In the supermarket I evaluated crimson tulips briefly before putting them in the basket. My son, who is 10 years old, asked why I buy flowers with our groceries. I bubbled over, excited to part some wisdom with my child. I told him the parable that I had heard sometime in college – that if you have two pennies left in all the world, buy a loaf of bread and a flower with the other. You cannot have one without the other. Coming from a family where it felt like all we had in the world was two pennies, and we always gave one to ourselves and one to our congregation, it resonated with me deeply. Around the time I heard this saying is when I started buying flowers weekly and giving generously to causes I believed in as well as my church.
I was ready to engage him about the virtue of flowers, because that always seems to be what people challenge, but he already knew. “Of course,” he said, “what is life without beauty?” You’ll have to excuse my parental pride that wells over, astonished that a 10 year old already understands how to balance bread with beauty.
Of course, bread is just as essential. One of the most memorable quotes from Gandhi is that “There are people in the world who are so hungry, that God cannot appear to them except in the form of bread.” If you’ve only got only one penny, well, buy the bread. It is my ministerial mission to ensure that everyone knows that they are sacred, and that they will not be fed with flowers when they ask for bread.

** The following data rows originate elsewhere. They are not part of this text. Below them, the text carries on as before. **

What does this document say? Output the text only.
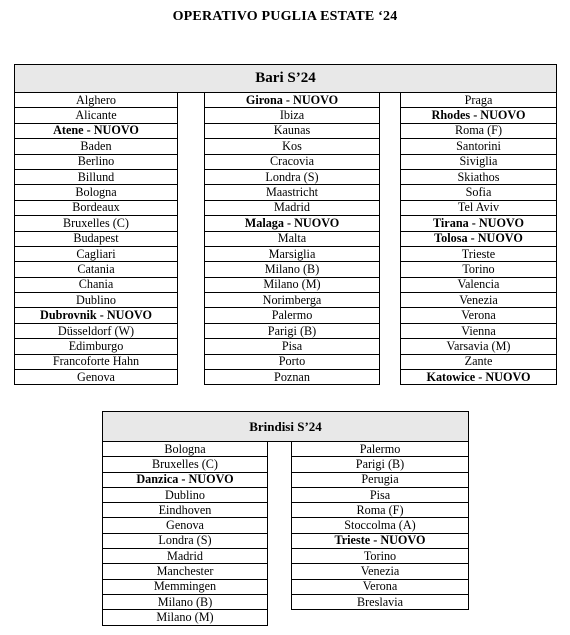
OPERATIVO PUGLIA ESTATE ‘24
Bari S’24
Alghero
Alicante
Atene - NUOVO
Baden
Berlino
Billund
Bologna
Bordeaux
Bruxelles (C)
Budapest
Cagliari
Catania
Chania
Dublino
Dubrovnik - NUOVO
Düsseldorf (W)
Edimburgo
Francoforte Hahn
Genova
Girona - NUOVO
Ibiza
Kaunas
Kos
Cracovia
Londra (S)
Maastricht
Madrid
Malaga - NUOVO
Malta
Marsiglia
Milano (B)
Milano (M)
Norimberga
Palermo
Parigi (B)
Pisa
Porto
Poznan
Praga
Rhodes - NUOVO
Roma (F)
Santorini
Siviglia
Skiathos
Sofia
Tel Aviv
Tirana - NUOVO
Tolosa - NUOVO
Trieste
Torino
Valencia
Venezia
Verona
Vienna
Varsavia (M)
Zante
Katowice - NUOVO
Brindisi S’24
Bologna
Bruxelles (C)
Danzica - NUOVO
Dublino
Eindhoven
Genova
Londra (S)
Madrid
Manchester
Memmingen
Milano (B)
Milano (M)
Palermo
Parigi (B)
Perugia
Pisa
Roma (F)
Stoccolma (A)
Trieste - NUOVO
Torino
Venezia
Verona
Breslavia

But the bread that should be given should not be the kind we ourselves would pass over. Everyone should have bread and roses. A practical way to live and an inspiration to keep on living. Even if we have only two pennies left in all the world and are assaulted on all sides, buying a flower anyway turns us away from a scarcity mindset and into abundance. It is not foolish optimism but a faithful promise to ourselves that we deserve the best, and that we will give the best to everyone.